Benares gharānā (Hindi: बनारस घराना) is one of the six most common styles of playing of the Indian tabla.

==History==

The Benaras tabla gharana was developed a little over 200 years ago by Pandit Ram Sahai (1780–1826). At the age of nine, Ram moved to Lucknow to become a disciple of Modhu Khan of the Lucknow gharana.

After some time performing in Benares, Pandit Ram Sahai felt the need to make a significant change in his tabla playing. For six months, he withdrew into seclusion, and worked to develop what is now known as the Benares baj or style of tabla playing. The philosophy behind this new style of tabla playing is that it would be versatile enough to perform solo, and to accompany any form of music or dance. The tabla would be able to play delicately, as required for khyal, or more aggressively, like pakhawaj, for the accompaniment of dhrupad or kathak dance. Ram Sahai developed a new way of fingering the tabla strokes; especially important is the sound Na, being played with a curved ring finger to allow for maximum resonance of the dahina. He also composed numerous compositions within existing compositional forms (gats,tukdas, fard, parans< etc.) and created new forms, such as uthan, Benarasi theka, and fard.

==Characteristics==

Today, the Benares tabla gharana is well known for its powerful sound, though Benares players are also very capable of playing delicately and sensitively.

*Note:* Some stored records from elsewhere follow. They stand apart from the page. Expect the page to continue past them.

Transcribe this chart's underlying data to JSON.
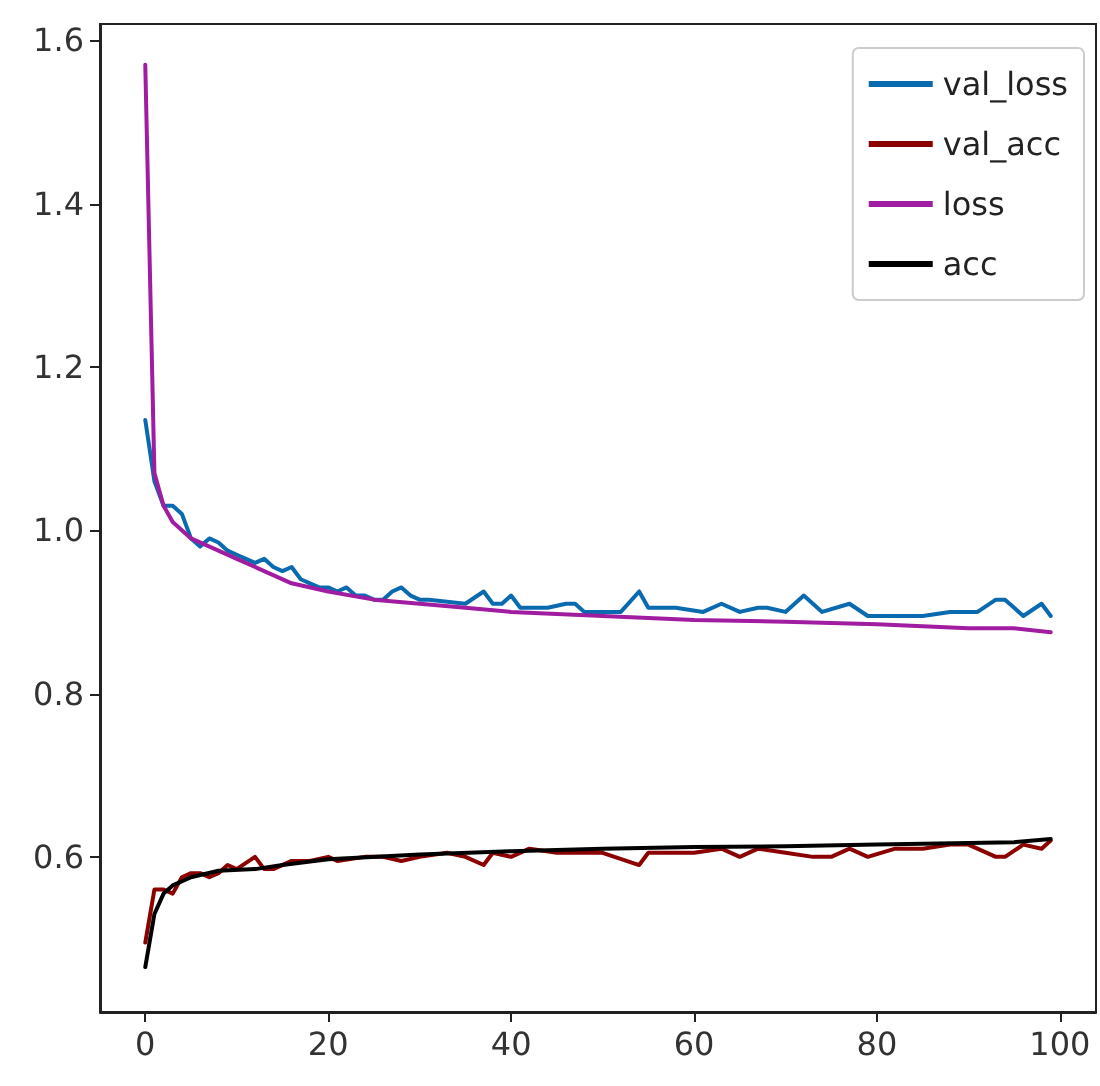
{
  "chart_data": {
    "type": "line",
    "xlim": [
      -4.95,
      103.95
    ],
    "xticks": [
      0,
      20,
      40,
      60,
      80,
      100
    ],
    "ylim": [
      0.41,
      1.62
    ],
    "yticks": [
      {
        "value": 0.6,
        "label": "0.6"
      },
      {
        "value": 0.8,
        "label": "0.8"
      },
      {
        "value": 1.0,
        "label": "1.0"
      },
      {
        "value": 1.2,
        "label": "1.2"
      },
      {
        "value": 1.4,
        "label": "1.4"
      },
      {
        "value": 1.6,
        "label": "1.6"
      }
    ],
    "grid": false,
    "legend": "top right",
    "marker": "none",
    "line_style": "solid",
    "series": [
      {
        "name": "val_loss",
        "color": "#0a6ab0",
        "x": [
          0,
          1,
          2,
          3,
          4,
          5,
          6,
          7,
          8,
          9,
          10,
          11,
          12,
          13,
          14,
          15,
          16,
          17,
          18,
          19,
          20,
          21,
          22,
          23,
          24,
          25,
          26,
          27,
          28,
          29,
          30,
          31,
          35,
          37,
          38,
          39,
          40,
          41,
          44,
          46,
          47,
          48,
          52,
          54,
          55,
          58,
          61,
          63,
          65,
          67,
          68,
          70,
          72,
          74,
          77,
          79,
          82,
          85,
          88,
          91,
          93,
          94,
          95,
          96,
          98,
          99
        ],
        "values": [
          1.135,
          1.06,
          1.03,
          1.03,
          1.02,
          0.99,
          0.98,
          0.99,
          0.985,
          0.975,
          0.97,
          0.965,
          0.96,
          0.965,
          0.955,
          0.95,
          0.955,
          0.94,
          0.935,
          0.93,
          0.93,
          0.925,
          0.93,
          0.92,
          0.92,
          0.915,
          0.915,
          0.925,
          0.93,
          0.92,
          0.915,
          0.915,
          0.91,
          0.925,
          0.91,
          0.91,
          0.92,
          0.905,
          0.905,
          0.91,
          0.91,
          0.9,
          0.9,
          0.925,
          0.905,
          0.905,
          0.9,
          0.91,
          0.9,
          0.905,
          0.905,
          0.9,
          0.92,
          0.9,
          0.91,
          0.895,
          0.895,
          0.895,
          0.9,
          0.9,
          0.915,
          0.915,
          0.905,
          0.895,
          0.91,
          0.895
        ]
      },
      {
        "name": "val_acc",
        "color": "#8b0000",
        "x": [
          0,
          1,
          2,
          3,
          4,
          5,
          6,
          7,
          8,
          9,
          10,
          12,
          13,
          14,
          16,
          18,
          20,
          21,
          24,
          26,
          28,
          30,
          33,
          35,
          37,
          38,
          40,
          42,
          45,
          50,
          54,
          55,
          60,
          63,
          65,
          67,
          70,
          73,
          75,
          77,
          79,
          82,
          85,
          88,
          90,
          93,
          94,
          96,
          98,
          99
        ],
        "values": [
          0.495,
          0.56,
          0.56,
          0.555,
          0.575,
          0.58,
          0.58,
          0.575,
          0.58,
          0.59,
          0.585,
          0.6,
          0.585,
          0.585,
          0.595,
          0.595,
          0.6,
          0.595,
          0.6,
          0.6,
          0.595,
          0.6,
          0.605,
          0.6,
          0.59,
          0.605,
          0.6,
          0.61,
          0.605,
          0.605,
          0.59,
          0.605,
          0.605,
          0.61,
          0.6,
          0.61,
          0.605,
          0.6,
          0.6,
          0.61,
          0.6,
          0.61,
          0.61,
          0.615,
          0.615,
          0.6,
          0.6,
          0.615,
          0.61,
          0.62
        ]
      },
      {
        "name": "loss",
        "color": "#a01ca0",
        "x": [
          0,
          1,
          2,
          3,
          5,
          8,
          10,
          13,
          16,
          20,
          25,
          30,
          35,
          40,
          50,
          60,
          70,
          80,
          90,
          95,
          99
        ],
        "values": [
          1.57,
          1.07,
          1.03,
          1.01,
          0.99,
          0.975,
          0.965,
          0.95,
          0.935,
          0.925,
          0.915,
          0.91,
          0.905,
          0.9,
          0.895,
          0.89,
          0.888,
          0.885,
          0.88,
          0.88,
          0.875
        ]
      },
      {
        "name": "acc",
        "color": "#000000",
        "x": [
          0,
          1,
          2,
          3,
          5,
          8,
          12,
          15,
          20,
          30,
          40,
          50,
          60,
          70,
          80,
          90,
          95,
          99
        ],
        "values": [
          0.465,
          0.53,
          0.555,
          0.565,
          0.575,
          0.583,
          0.585,
          0.59,
          0.597,
          0.603,
          0.607,
          0.61,
          0.612,
          0.613,
          0.615,
          0.617,
          0.618,
          0.622
        ]
      }
    ]
  }
}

The gharana is categorized into the Purbi (eastern) baj, which includes the Farukhabad, Lucknow, and Benares gharanas. The Benares style makes use of the more resonant strokes of tabla, such as Na (played on the lao), and Din.

==Exponents==
The tabla solo is highly developed in the Benares gharana, and some artists, such as Anokhelal Mishra, Samta Prasad, Nanhku Maharaj (Fardi Baj)13th generations, and Kishan Maharaj, have become famous as tabla soloists. The direct descendants making up the 6th generation of tabla players are Mahapurush Misra, Ananda Gopal Bandopadhyay (disciple of Mahadev Prasad Mishra), and Chandra Nath Shastri (disciple of Anokhelal Mishra). The 7th generation consists of Kumar Bose, Pt Ashis Chakraborty (disciples of Pt. Mahapurush Mishra) and Sukhwinder Singh 'Pinky' (disciples of Kishan Maharaj), Sanju Sahai (disciple of Sharda Sahai) and Shubh Maharaj, grandson and disciple of Pandit Kishan Maharaj also considered as one of the torch bearers of Benaras Gharana.

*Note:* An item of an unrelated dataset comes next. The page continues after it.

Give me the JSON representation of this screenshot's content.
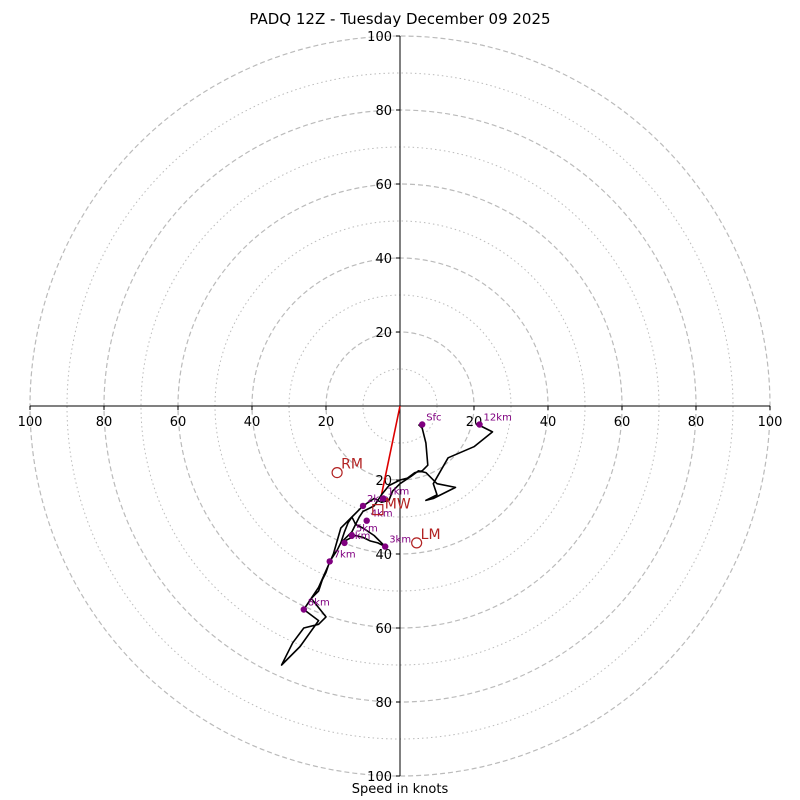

Other noted artists include Kanthe Maharaj, uncle and guru of Kishan Maharaj, and whose disciples were Badri Maharaj and Ashutosh Bhattacharya.

The Benares baj makes use of over 20 different compositional types, and has a varied repertoire of each type.

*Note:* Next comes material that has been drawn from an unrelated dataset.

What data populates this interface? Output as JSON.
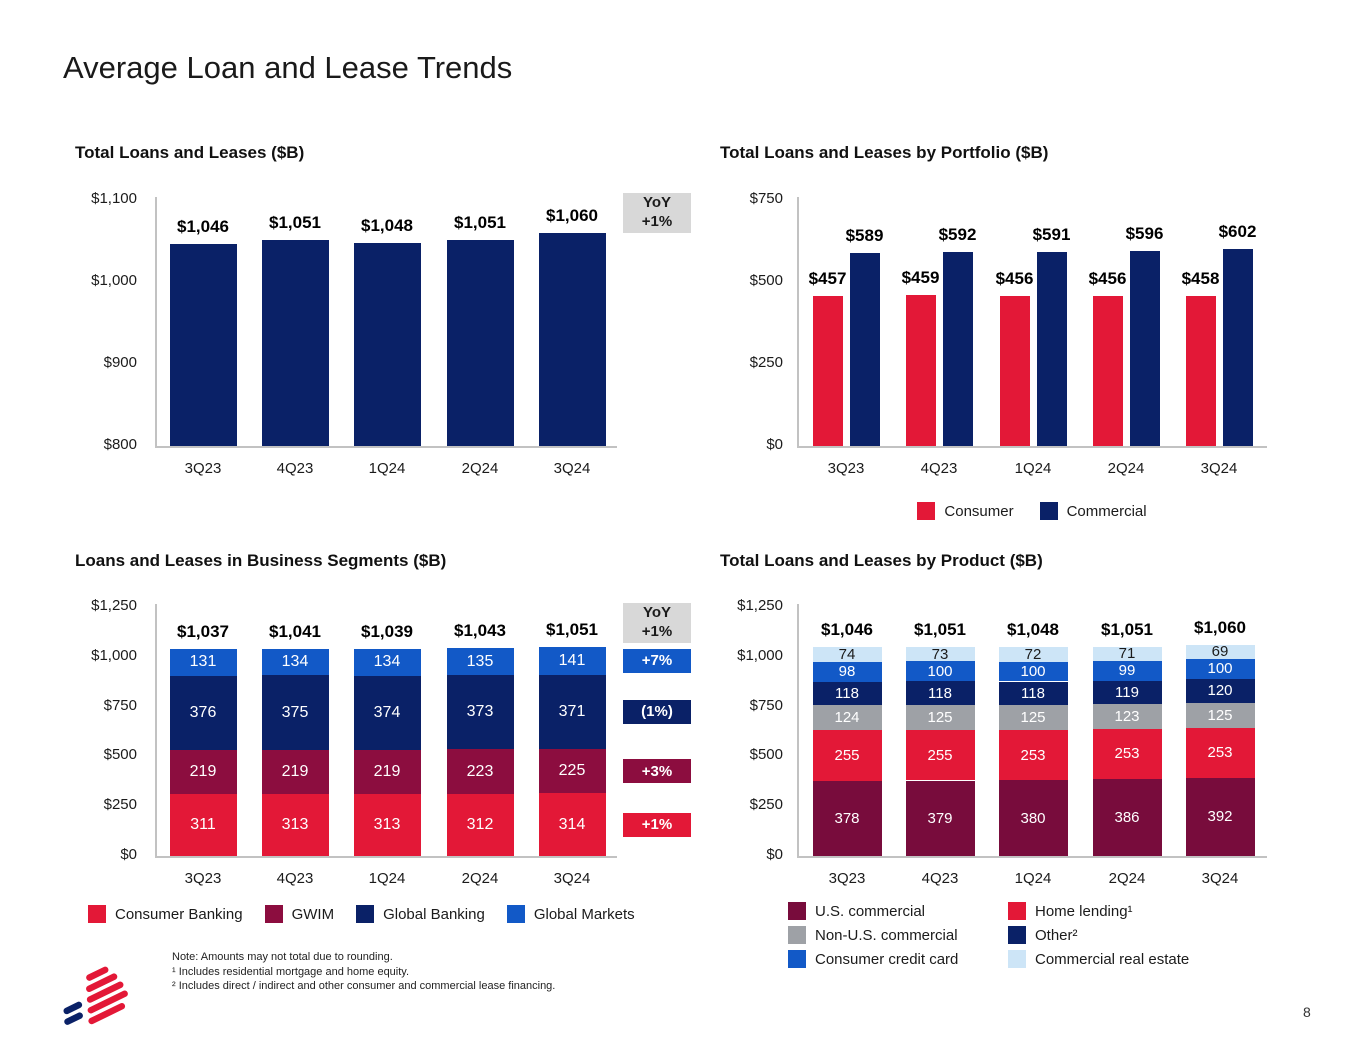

Reputed players of the gharana include Anokhelal Mishra (1914–1958), Samta Prasad (1921–1994), Nanhku Maharaj(1921-1995), Kishan Maharaj (1923–2008), Ashutosh Bhattacharya (1917–2004), Prakash Maharaj (born 1945-2003), Chandra Nath Shastri (b. 1948), Ananda Gopal Bandopadhyay (b. 1942-2021), Kumar Bose (b. 1953), Udai Mazumdar (b. 1970), Sandeep Das (b. 1971), Nandan Mehta (1942–2010), Pt.Ravinath Mishra, and Prabhash Maharaj (1982).